Flabbergasted! centers on players getting into comic misunderstandings and sitcom-style scrapes. There’s no saving the world, no hidden Cthulhu cultists, just a group of friends who get into trouble and get out of trouble week to week. The game cites Jeeves and Wooster and Fawlty Towers as inspirations. For those looking at a broader sense of influences, farces like Three’s Company or snobs-versus-slobs comedies like Caddyshack would fit here too. You could probably use this engine to run games set in the 70’s and 80’s though it would be a shame to not look at the fantastic art in the book from the original era. Ricardo Bessa, Andy Bennet, Dozerdraws and Fleur Sciortino breathe a lot of life into the fictional city of Peccadillo. The fictional city lets players not sweat “historical detail” during their adventures.
Players choose from one of four classes: the Aristocrat, the Well-to-Do, the Staff and the Bohemian. Each class gets access to abilities useful to their station they can use during the episode. For example, the Aristocrat might throw a temper tantrum that draws everyone’s attention to them while the Bohemian might be able to talk someone into an existential crisis. Using these scene cues may also affect your character’s social standing, which is split between dignity and scandal. Don’t worry about doing too much scandalous stuff; the game is set up that leaning towards one way or the other unlocks different opportunities and secret societies to join. Most of the group might be goodie two shoes who go to the Governor’s Ball every year, but there’s likely one black sheep that shows up at the Wicked Masquerade instead.
The players then put together their social club which is the reason the characters hang out and go on adventures. They may never get around to playing badminton with all the breakups and pranks going on, but it still gives the players a chance to focus on where their adventures start. I really liked that this included building the rival social club full of antagonists. Those rotters over at the tennis club always make snide remarks about how badminton is not a real sport, so there is opportunity to pull one over on them. The clubs also give players a chance to build something since characters remain fairly static. While I liked this element, I would have liked to have seen some other options besides social clubs discussed as a general setting. As soon as the book mentioned rivals, I thought of the episodes of Cheers featuring Gary’s Old Town Tavern and realized that this could be used as a fun hangout show RPG. Perhaps a supplement can explore bars, hotels or private investigation agencies as a central setting. The game flirts with cozy mysteries in a few places and I wanted to see more behind those ideas.
The system plays lightly with a d6 dice pool using 5s and 6s as successes. The attributes are more like approaches than hard ratings. Do you use Creativity & Passion to impress the Governor by launching into a song? Bravado & Persuasion by showing off those very expensive fencing lessons you took as a kid? One of the scene cues that every character can pick up is a nickname. Do something that involves the character’s nickname once per session, it will succeed. These are given out during play which reflects as an excellent way to callback to earlier adventures in the series.

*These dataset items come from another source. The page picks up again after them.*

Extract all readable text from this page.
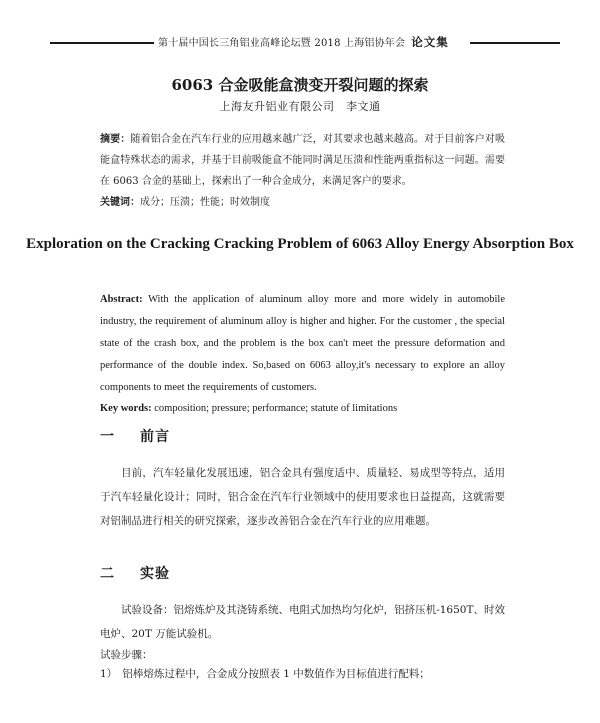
第十届中国长三角铝业高峰论坛暨 2018 上海铝协年会 论文集
6063 合金吸能盒溃变开裂问题的探索
上海友升铝业有限公司　李文通
摘要：随着铝合金在汽车行业的应用越来越广泛，对其要求也越来越高。对于目前客户对吸能盒特殊状态的需求，并基于目前吸能盒不能同时满足压溃和性能两重指标这一问题。需要在 6063 合金的基础上，探索出了一种合金成分，来满足客户的要求。
关键词：成分；压溃；性能；时效制度
Exploration on the Cracking Cracking Problem of 6063 Alloy Energy Absorption Box
Abstract: With the application of aluminum alloy more and more widely in automobile industry, the requirement of aluminum alloy is higher and higher. For the customer , the special state of the crash box, and the problem is the box can't meet the pressure deformation and performance of the double index. So,based on 6063 alloy,it's necessary to explore an alloy components to meet the requirements of customers.
Key words: composition; pressure; performance; statute of limitations
一 前言
目前，汽车轻量化发展迅速，铝合金具有强度适中、质量轻、易成型等特点，适用于汽车轻量化设计；同时，铝合金在汽车行业领域中的使用要求也日益提高，这就需要对铝制品进行相关的研究探索，逐步改善铝合金在汽车行业的应用难题。
二 实验
试验设备：铝熔炼炉及其浇铸系统、电阻式加热均匀化炉，铝挤压机-1650T、时效电炉、20T 万能试验机。
试验步骤：
1）　铝棒熔炼过程中，合金成分按照表 1 中数值作为目标值进行配料；
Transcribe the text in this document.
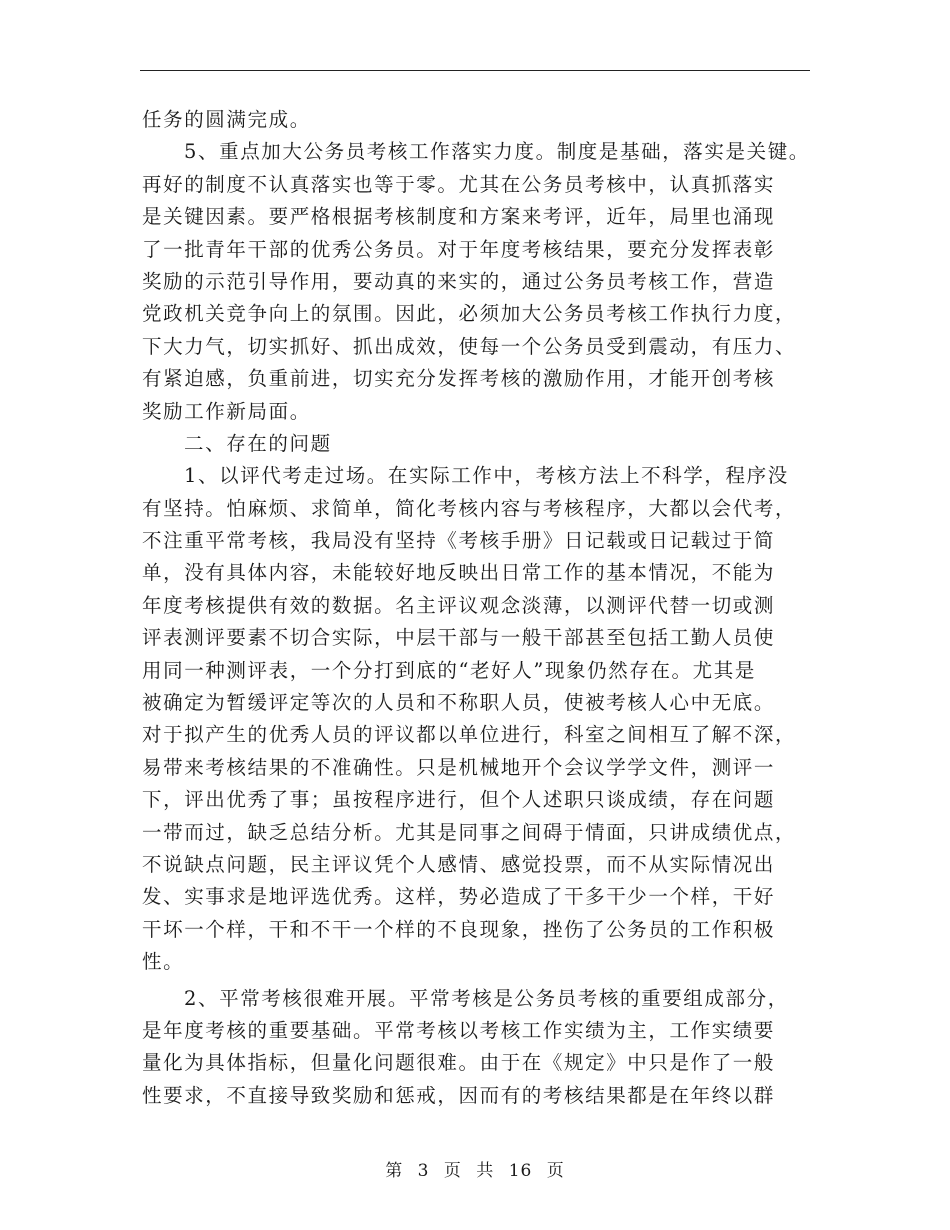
任务的圆满完成。
5、重点加大公务员考核工作落实力度。制度是基础，落实是关键。
再好的制度不认真落实也等于零。尤其在公务员考核中，认真抓落实
是关键因素。要严格根据考核制度和方案来考评，近年，局里也涌现
了一批青年干部的优秀公务员。对于年度考核结果，要充分发挥表彰
奖励的示范引导作用，要动真的来实的，通过公务员考核工作，营造
党政机关竞争向上的氛围。因此，必须加大公务员考核工作执行力度，
下大力气，切实抓好、抓出成效，使每一个公务员受到震动，有压力、
有紧迫感，负重前进，切实充分发挥考核的激励作用，才能开创考核
奖励工作新局面。
二、存在的问题
1、以评代考走过场。在实际工作中，考核方法上不科学，程序没
有坚持。怕麻烦、求简单，简化考核内容与考核程序，大都以会代考，
不注重平常考核，我局没有坚持《考核手册》日记载或日记载过于简
单，没有具体内容，未能较好地反映出日常工作的基本情况，不能为
年度考核提供有效的数据。名主评议观念淡薄，以测评代替一切或测
评表测评要素不切合实际，中层干部与一般干部甚至包括工勤人员使
用同一种测评表，一个分打到底的“老好人”现象仍然存在。尤其是
被确定为暂缓评定等次的人员和不称职人员，使被考核人心中无底。
对于拟产生的优秀人员的评议都以单位进行，科室之间相互了解不深，
易带来考核结果的不准确性。只是机械地开个会议学学文件，测评一
下，评出优秀了事；虽按程序进行，但个人述职只谈成绩，存在问题
一带而过，缺乏总结分析。尤其是同事之间碍于情面，只讲成绩优点，
不说缺点问题，民主评议凭个人感情、感觉投票，而不从实际情况出
发、实事求是地评选优秀。这样，势必造成了干多干少一个样，干好
干坏一个样，干和不干一个样的不良现象，挫伤了公务员的工作积极
性。
2、平常考核很难开展。平常考核是公务员考核的重要组成部分，
是年度考核的重要基础。平常考核以考核工作实绩为主，工作实绩要
量化为具体指标，但量化问题很难。由于在《规定》中只是作了一般
性要求，不直接导致奖励和惩戒，因而有的考核结果都是在年终以群
第 3 页 共 16 页
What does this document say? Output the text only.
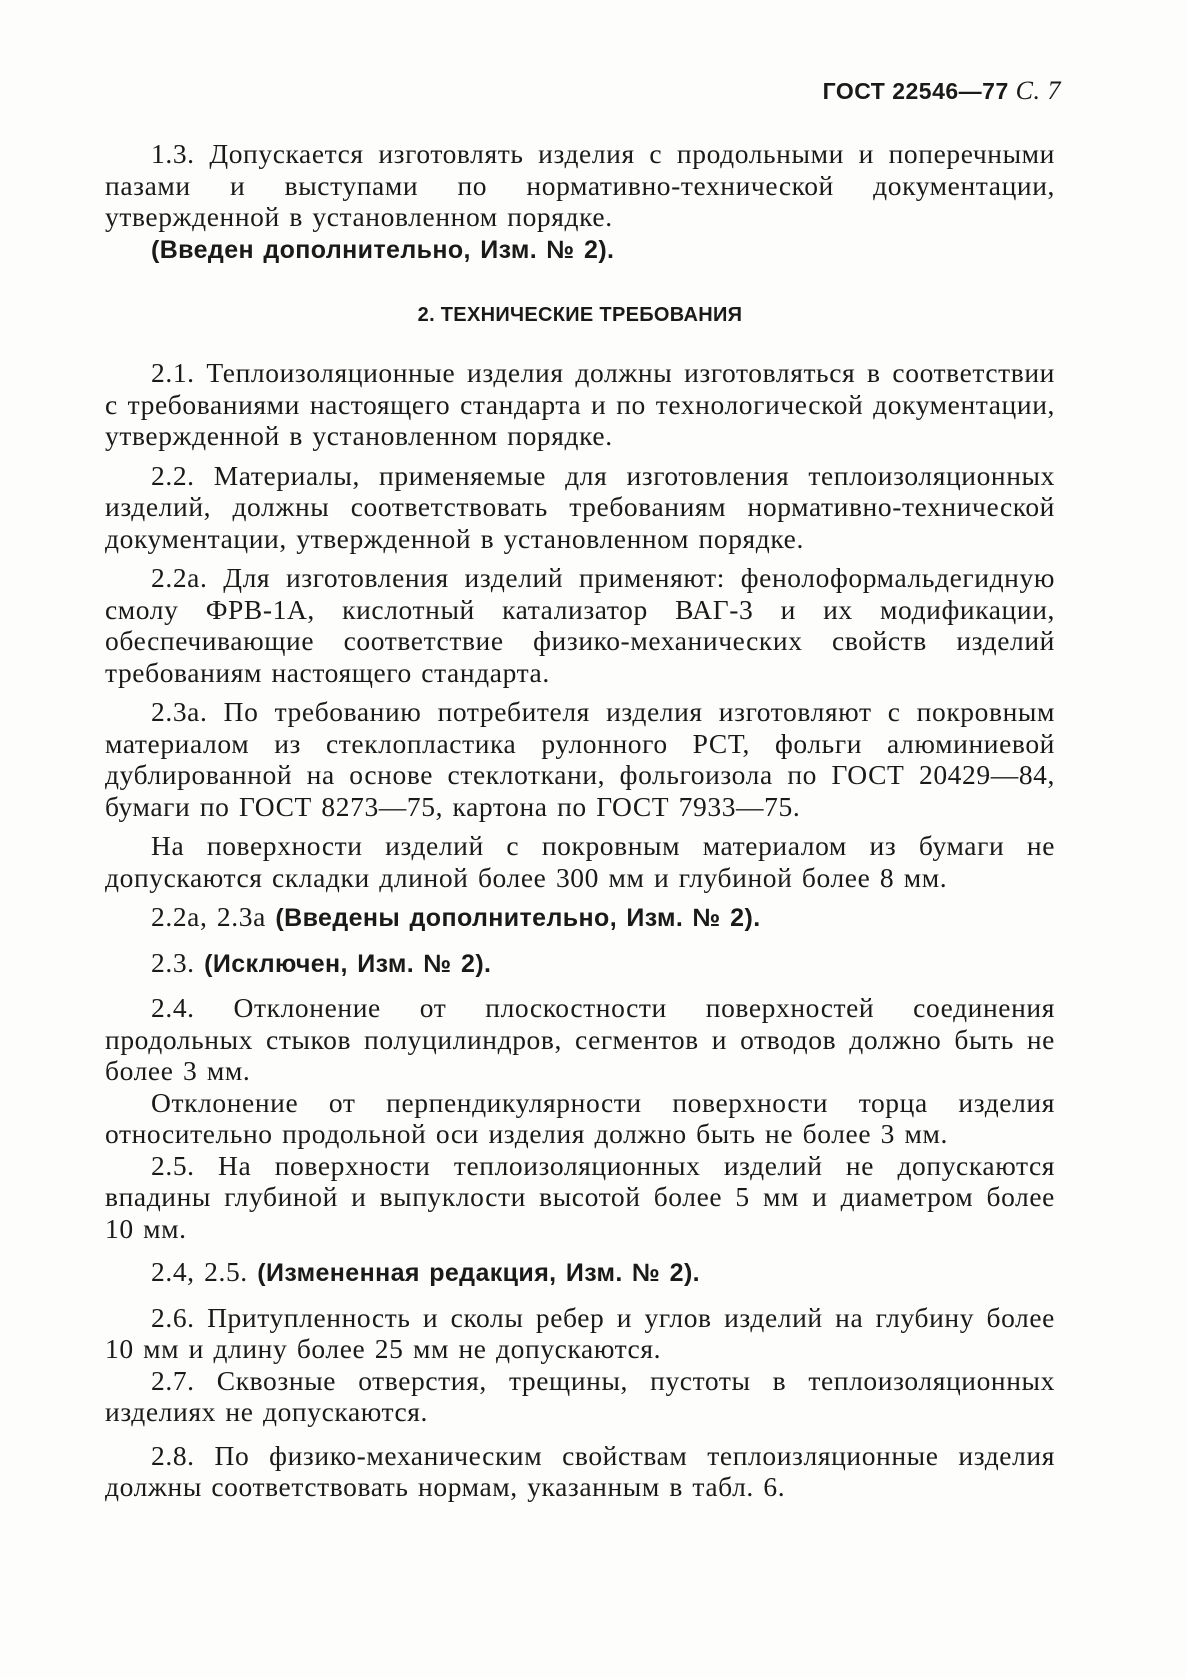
ГОСТ 22546—77 С. 7

1.3. Допускается изготовлять изделия с продольными и поперечными пазами и выступами по нормативно-технической документации, утвержденной в установленном порядке.

(Введен дополнительно, Изм. № 2).

2. ТЕХНИЧЕСКИЕ ТРЕБОВАНИЯ

2.1. Теплоизоляционные изделия должны изготовляться в соответствии с требованиями настоящего стандарта и по технологической документации, утвержденной в установленном порядке.

2.2. Материалы, применяемые для изготовления теплоизоляционных изделий, должны соответствовать требованиям нормативно-технической документации, утвержденной в установленном порядке.

2.2а. Для изготовления изделий применяют: фенолоформальдегидную смолу ФРВ-1А, кислотный катализатор ВАГ-3 и их модификации, обеспечивающие соответствие физико-механических свойств изделий требованиям настоящего стандарта.

2.3а. По требованию потребителя изделия изготовляют с покровным материалом из стеклопластика рулонного РСТ, фольги алюминиевой дублированной на основе стеклоткани, фольгоизола по ГОСТ 20429—84, бумаги по ГОСТ 8273—75, картона по ГОСТ 7933—75.

На поверхности изделий с покровным материалом из бумаги не допускаются складки длиной более 300 мм и глубиной более 8 мм.

2.2а, 2.3а (Введены дополнительно, Изм. № 2).

2.3. (Исключен, Изм. № 2).

2.4. Отклонение от плоскостности поверхностей соединения продольных стыков полуцилиндров, сегментов и отводов должно быть не более 3 мм.

Отклонение от перпендикулярности поверхности торца изделия относительно продольной оси изделия должно быть не более 3 мм.

2.5. На поверхности теплоизоляционных изделий не допускаются впадины глубиной и выпуклости высотой более 5 мм и диаметром более 10 мм.

2.4, 2.5. (Измененная редакция, Изм. № 2).

2.6. Притупленность и сколы ребер и углов изделий на глубину более 10 мм и длину более 25 мм не допускаются.

2.7. Сквозные отверстия, трещины, пустоты в теплоизоляционных изделиях не допускаются.

2.8. По физико-механическим свойствам теплоизляционные изделия должны соответствовать нормам, указанным в табл. 6.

The GM advice in Flabbergasted! structures the game like a TV show. I am a fan of this style of GMing and the designers go into character arcs and spotlights to show how episodes should alternate between external plots and plots directly connected to a main character. In addition it offers some pre-written campaign structures along with 70 plot hooks. That’s a lot of great support in the main book and much of this advice works in any RPG.
Flabbergasted! takes a unique spin on trying out a sitcom RPG. With the right group, you’ll be in stitches.